Confidential UN report highlights Iran’s involvement in Yemeni conflict
London - Iran is arming the Houthi rebels in Yemen, a recent leaked UN document has shown. The findings by a panel of UN experts give credence to complaints by Gulf Arab countries concerned about Tehran’s intentions in the region.
The report, which has been forwarded to the UN Security Council, states that the panel identified “missile remnants, related military equipment and military unmanned aerial vehicles that are of Iranian origin and were introduced into Yemen after the imposition of the targeted arms embargo.
“As a result, the panel finds that the Islamic Republic of Iran is in non-compliance with Paragraph 14 of Resolution 2216,” which called for an arms embargo in Yemen.
Houthi rebels have increased ballistic missile launches targeting Saudi Arabia, indicating capabilities the militia did not have at the start of the war almost three years ago.
On January 20, the Houthis fired a missile at the southern Saudi province of Najran, the second such attack in less than a week. The short-range missile targeted a military base but there were no reports of casualties or damage. Four days earlier, a missile was fired at civilian areas in Najran, Saudi-led coalition spokesman Colonel Turki al-Maliki said.

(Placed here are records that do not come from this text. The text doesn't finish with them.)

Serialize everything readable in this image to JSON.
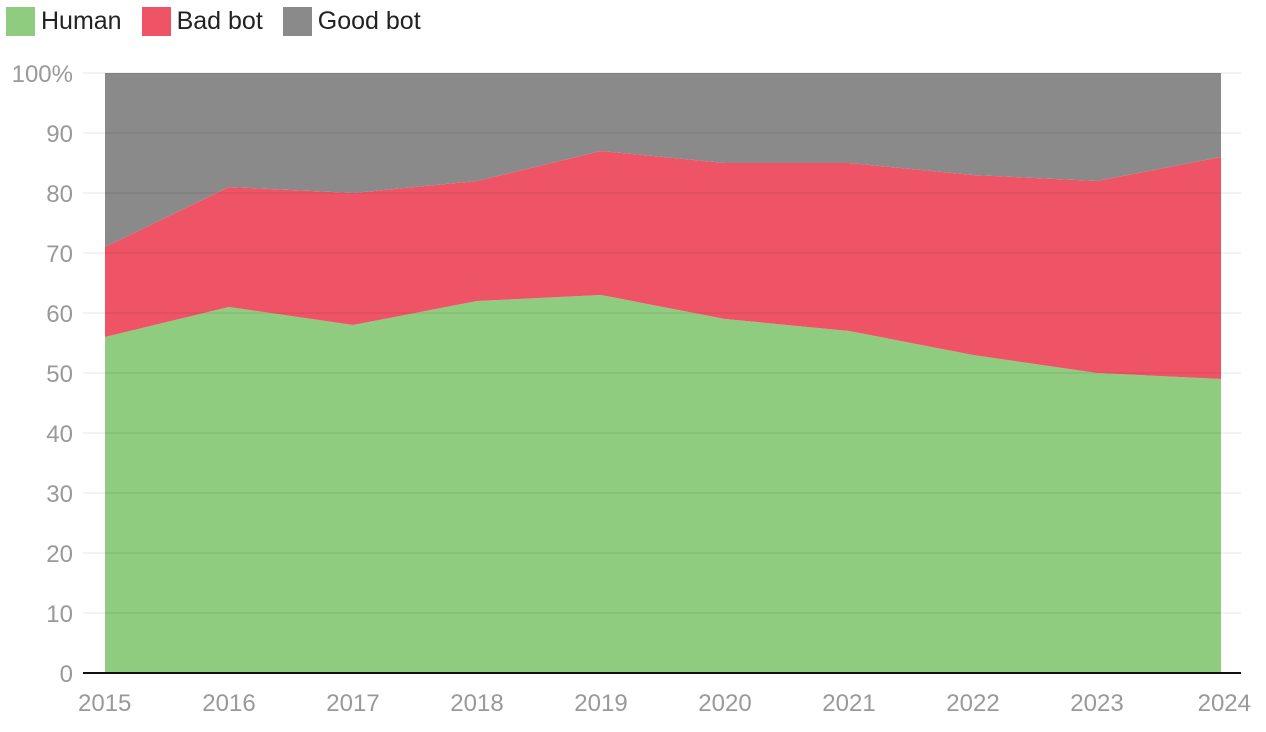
{
  "chart_data": {
    "type": "area",
    "stacked": true,
    "x": [
      "2015",
      "2016",
      "2017",
      "2018",
      "2019",
      "2020",
      "2021",
      "2022",
      "2023",
      "2024"
    ],
    "series": [
      {
        "name": "Human",
        "color": "#8fcc80",
        "values": [
          56,
          61,
          58,
          62,
          63,
          59,
          57,
          53,
          50,
          49
        ]
      },
      {
        "name": "Bad bot",
        "color": "#ef5466",
        "values": [
          15,
          20,
          22,
          20,
          24,
          26,
          28,
          30,
          32,
          37
        ]
      },
      {
        "name": "Good bot",
        "color": "#8a8a8a",
        "values": [
          29,
          19,
          20,
          18,
          13,
          15,
          15,
          17,
          18,
          14
        ]
      }
    ],
    "y_ticks": [
      "0",
      "10",
      "20",
      "30",
      "40",
      "50",
      "60",
      "70",
      "80",
      "90",
      "100%"
    ],
    "ylim": [
      0,
      100
    ],
    "legend": "top-left",
    "grid": true,
    "title": "",
    "xlabel": "",
    "ylabel": ""
  }
}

There have been a series of such attacks in recent months, including the Houthis’ launch of a missile towards King Khalid International Airport on November 4. All of the missiles were intercepted by Saudi air defences. While causing little serious damage, the missile attacks have deepened tensions between Riyadh and Tehran.
Claims that Iran was arming the Houthis are nothing new. A 2015 UN report stated that Iran’s providing weapons to rebels in Yemen dated to 2009, the early years of the insurgency. The report included findings of an investigation into the 2013 seizure by Yemeni authorities of an Iranian ship that was found carrying weapons.
The latest UN report, leaked to several international media outlets, blamed Iran for most of the conflict in Yemen but was also critical of the Saudi-led coalition concerning civilian casualties.
In December, US Ambassador to the United Nations Nikki Haley presented the UN Security Council with what she described as irrefutable proof of Iran supplying Houthi rebels with weaponry.
“These are Iranian made, these are Iranian sent and these were Iranian given,” Haley said. “You will see us build a coalition to really push back against Iran and what they’re doing.”
Analysts said the more recent UN report might give the Trump administration justification for further sanctions against the Iranian government, which denies arming the Houthis.
As the war rages on and the humanitarian and economic circumstances in Yemen deteriorate, Saudi Arabia answered a call from Yemen’s internationally recognised government asking for help in saving the country’s currency from collapse.
Saudi King Salman bin Abdulaziz Al Saud on January 17 issued a directive to transfer $2 billion to the Central Bank of Yemen to support the Yemeni rial. The move by Saudi Arabia to save the Yemeni currency resulted in a 16% spike for the rial against the dollar.
The total amount given by Riyadh to Yemen’s central bank since the start of the war is more than $3 billion.
“All this money has been sent with the aim to boost Yemen’s financial and economic situation while bolstering the Yemeni rial. As the value of the rial goes up, the living conditions of Yemeni citizens will change for the better,” an official statement carried by the Saudi Press Agency said.
Saudi sources called the latest cash infusion “a deposit… the legitimate Yemeni government will not have to return.”
The conflict in Yemen began when Shia Houthis and forces loyal to former President Ali Abdullah Saleh overran Sana’a in September 2014 and seized most of the country. A Saudi-led Arab coalition, supported by the United States and the United Kingdom, began an air campaign against the rebels in March 2015.
Saleh was killed in Sana’a last December by the Houthis two days after he said he was willing to “turn a new page” with the Saudi-led coalition.